Nadie ha llevado más lejos esa equiparación genérica que George Miller con sus wésterns australianos y a la vez distópicos protagonizados por ese hombre sin nombre conocido por Mad Max, y de los que el último y mejor, Mad Max: furia en la carretera (2015), puede que sea el que más ahonda en las raíces westernianas de la saga. En Cielo amarillo (1948), el mejor wéstern de William A. Wellman, se decía aquello de que “un desierto es un espacio, y un espacio se cruza”, y la operística cuarta entrega de la franquicia de Miller, concebida como una gran persecución que apela directamente a El maquinista de La General (1926), insiste en que un desierto se cruza, sí, y añade que, a poder ser, se hace a toda velocidad y sin reparar ni en ruido ni en furia. Hay vehículos tuneados en lugar de caballos, pero también un terrateniente que impone su ley, un forastero que toma partido por los débiles y dinamita el statu quo, un paso por un desfiladero, una mujer de carácter, una tribu del desierto, el protagonismo absoluto de los grandes espacios abiertos y esa concepción física hasta lo palpable de las secuencias de acción y violencia. Por no faltar, no falta ni ese discurso de género ya recurrente en tantos wésterns de esta segunda década del siglo, de Meek’s Cutoff (Kelly Reichardt, 2010) o Valor de ley a Godless o Deuda de honor (Tommy Lee Jones, 2014).
‘Yurusarezaru mono’, o el samurái como pistolero
En Westworld, la serie de Jonathan Nolan sobre un parque de atracciones plagado de robots con aspecto humano en que el visitante experimenta, supuestamente sin riesgo, cómo sería la vida, más que en el Oeste americano, en una película del Oeste, hay un comentario simpático sobre los estrechos vínculos entre el wéstern y el chambara, el cine de samuráis japonés: un pequeño grupo de personajes va a parar a un segundo parque que simula ser el Japón feudal, y descubre que las tramas de las aventuras que se le proponen a los visitantes son calcos de las propuestas en el parque del Oeste, y que las características de cada uno de los personajes, encarnados por androides, que pueblan el parque han sido copiadas igualmente de las de robots con aspecto de cowboy que pueblan el otro parque.
Ese intercambio entre ambos géneros empezó hace más de medio siglo con Akira Kurosawa, gran amante de la cultura occidental, de Shakespeare al wéstern, que concibió Los siete samuráis (1954) como un wéstern con espadachines que a su vez no tardaría en ser versionada en Hollywood con pistoleros en Los siete magníficos (John Sturges, 1959).
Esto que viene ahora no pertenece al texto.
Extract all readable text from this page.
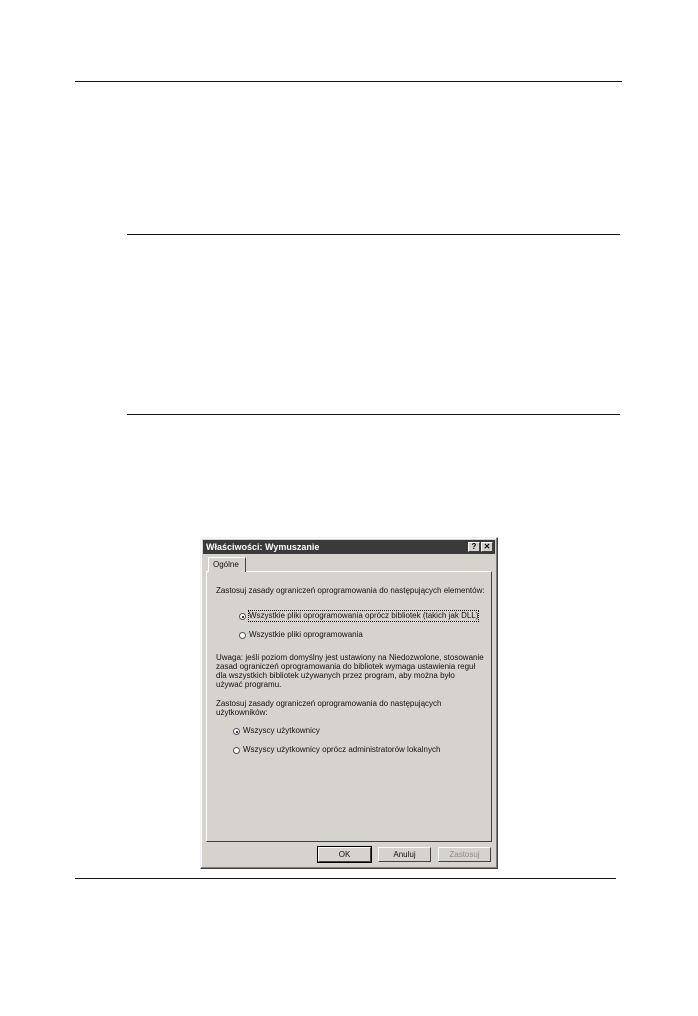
Właściwości: Wymuszanie	? ✕
Ogólne
Zastosuj zasady ograniczeń oprogramowania do następujących elementów:
Wszystkie pliki oprogramowania oprócz bibliotek (takich jak DLL)
Wszystkie pliki oprogramowania
Uwaga: jeśli poziom domyślny jest ustawiony na Niedozwolone, stosowanie
zasad ograniczeń oprogramowania do bibliotek wymaga ustawienia reguł
dla wszystkich bibliotek używanych przez program, aby można było
używać programu.
Zastosuj zasady ograniczeń oprogramowania do następujących
użytkowników:
Wszyscy użytkownicy
Wszyscy użytkownicy oprócz administratorów lokalnych
OK	Anuluj	Zastosuj
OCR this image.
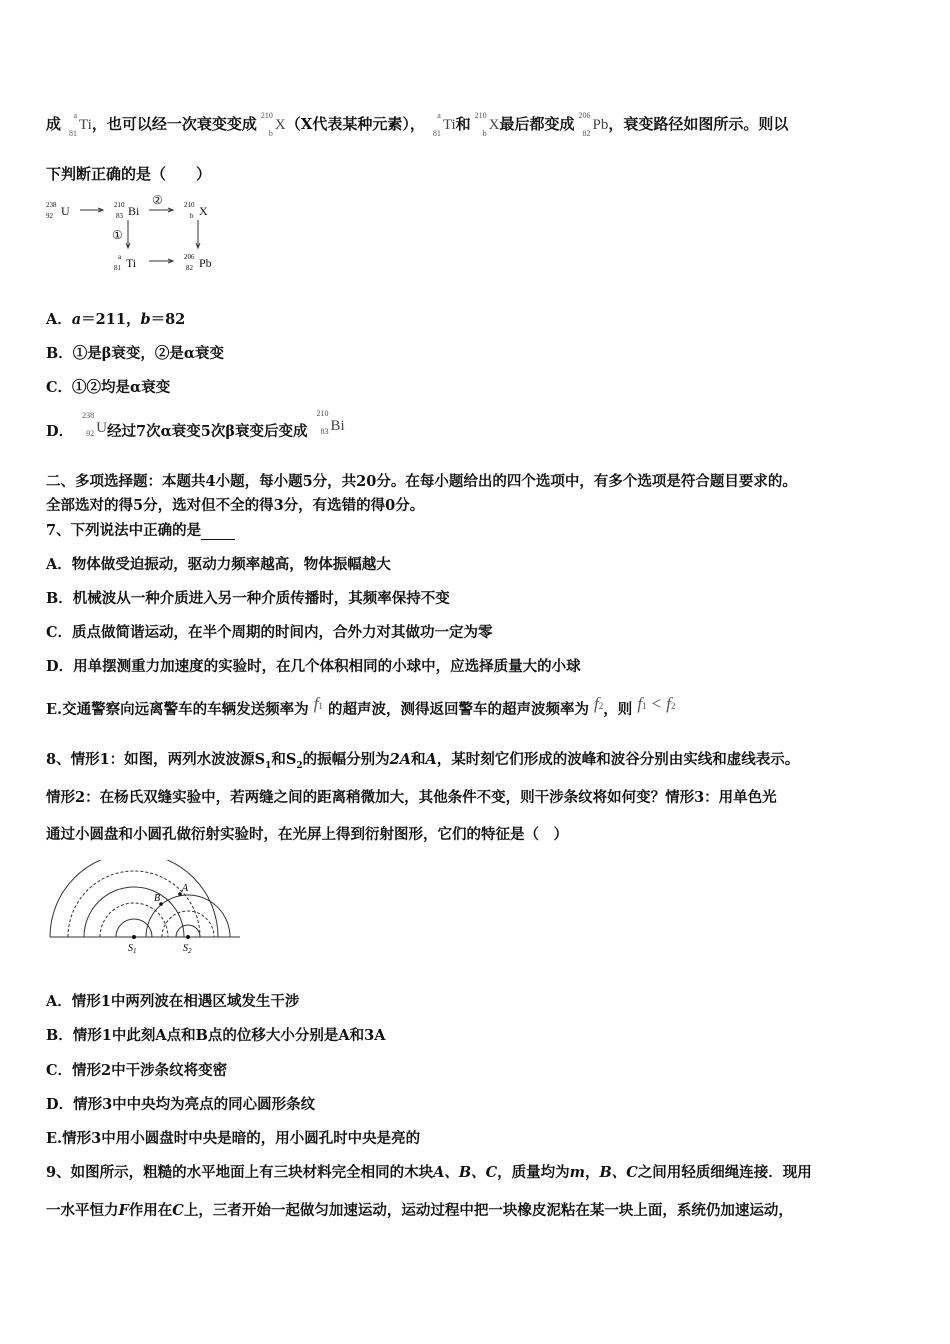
成	a
81
Ti，也可以经一次衰变变成 210
b
X（X代表某种元素），	a
81
Ti和 210
b
X最后都变成 206
82
Pb，衰变路径如图所示。则以
下判断正确的是（　　）
238
92 U	210
83 Bi	210
b X
a
81 Ti	206
82 Pb
①
②
A．a＝211，b＝82
B．①是β衰变，②是α衰变
C．①②均是α衰变
D．
238
92 U经过7次α衰变5次β衰变后变成
210
83 Bi
二、多项选择题：本题共4小题，每小题5分，共20分。在每小题给出的四个选项中，有多个选项是符合题目要求的。
全部选对的得5分，选对但不全的得3分，有选错的得0分。
7、下列说法中正确的是
A．物体做受迫振动，驱动力频率越高，物体振幅越大
B．机械波从一种介质进入另一种介质传播时，其频率保持不变
C．质点做简谐运动，在半个周期的时间内，合外力对其做功一定为零
D．用单摆测重力加速度的实验时，在几个体积相同的小球中，应选择质量大的小球
E.交通警察向远离警车的车辆发送频率为 f1 的超声波，测得返回警车的超声波频率为 f2，则 f1 < f2
8、情形1：如图，两列水波波源$S_1$和$S_2$的振幅分别为2A和A，某时刻它们形成的波峰和波谷分别由实线和虚线表示。
情形2：在杨氏双缝实验中，若两缝之间的距离稍微加大，其他条件不变，则干涉条纹将如何变？情形3：用单色光
通过小圆盘和小圆孔做衍射实验时，在光屏上得到衍射图形，它们的特征是（　）
A
B
$S_1$	$S_2$
A．情形1中两列波在相遇区域发生干涉
B．情形1中此刻A点和B点的位移大小分别是A和3A
C．情形2中干涉条纹将变密
D．情形3中中央均为亮点的同心圆形条纹
E.情形3中用小圆盘时中央是暗的，用小圆孔时中央是亮的
9、如图所示，粗糙的水平地面上有三块材料完全相同的木块A、B、C，质量均为m，B、C之间用轻质细绳连接．现用
一水平恒力F作用在C上，三者开始一起做匀加速运动，运动过程中把一块橡皮泥粘在某一块上面，系统仍加速运动，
Los casos de Yojimbo (Akira Kurosawa, 1961), copiada de extranjis por Sergio Leone en Por un puñado de dólares (1964), o de Blindman (Ferdinando Baldi, 1971), versión también en clave de spaghetti de las aventuras del samurái ciego Zatoichi, protagonista de una de las sagas más longevas del cine japonés, son otros ejemplos de esas equiparaciones cuyo último eslabón hasta ahora es Yurusarezaru mono, es decir, Lo imperdonable (Sang-il Lee, 2013), remake con catanas de Sin perdón (Clint Eastwood, 1992), enfático y tal vez excesivamente respetuoso, pero voluntarioso, bellamente filmado y que se esfuerza en replicar el tono del original. Más altura alcanzó Yoji Yamada con su formidable trilogía sobre samuráis desclasados –El ocaso del samurái (2002), La espada oculta (2004) y Love and Honor (2006)–, de la que, por su lirismo humanista, su atmósfera elegíaca y su desoladora exploración de la experiencia y las consecuencias de la violencia, podría decirse que supone al chambara lo que al wéstern la obra maestra de Eastwood: un canto del cisne.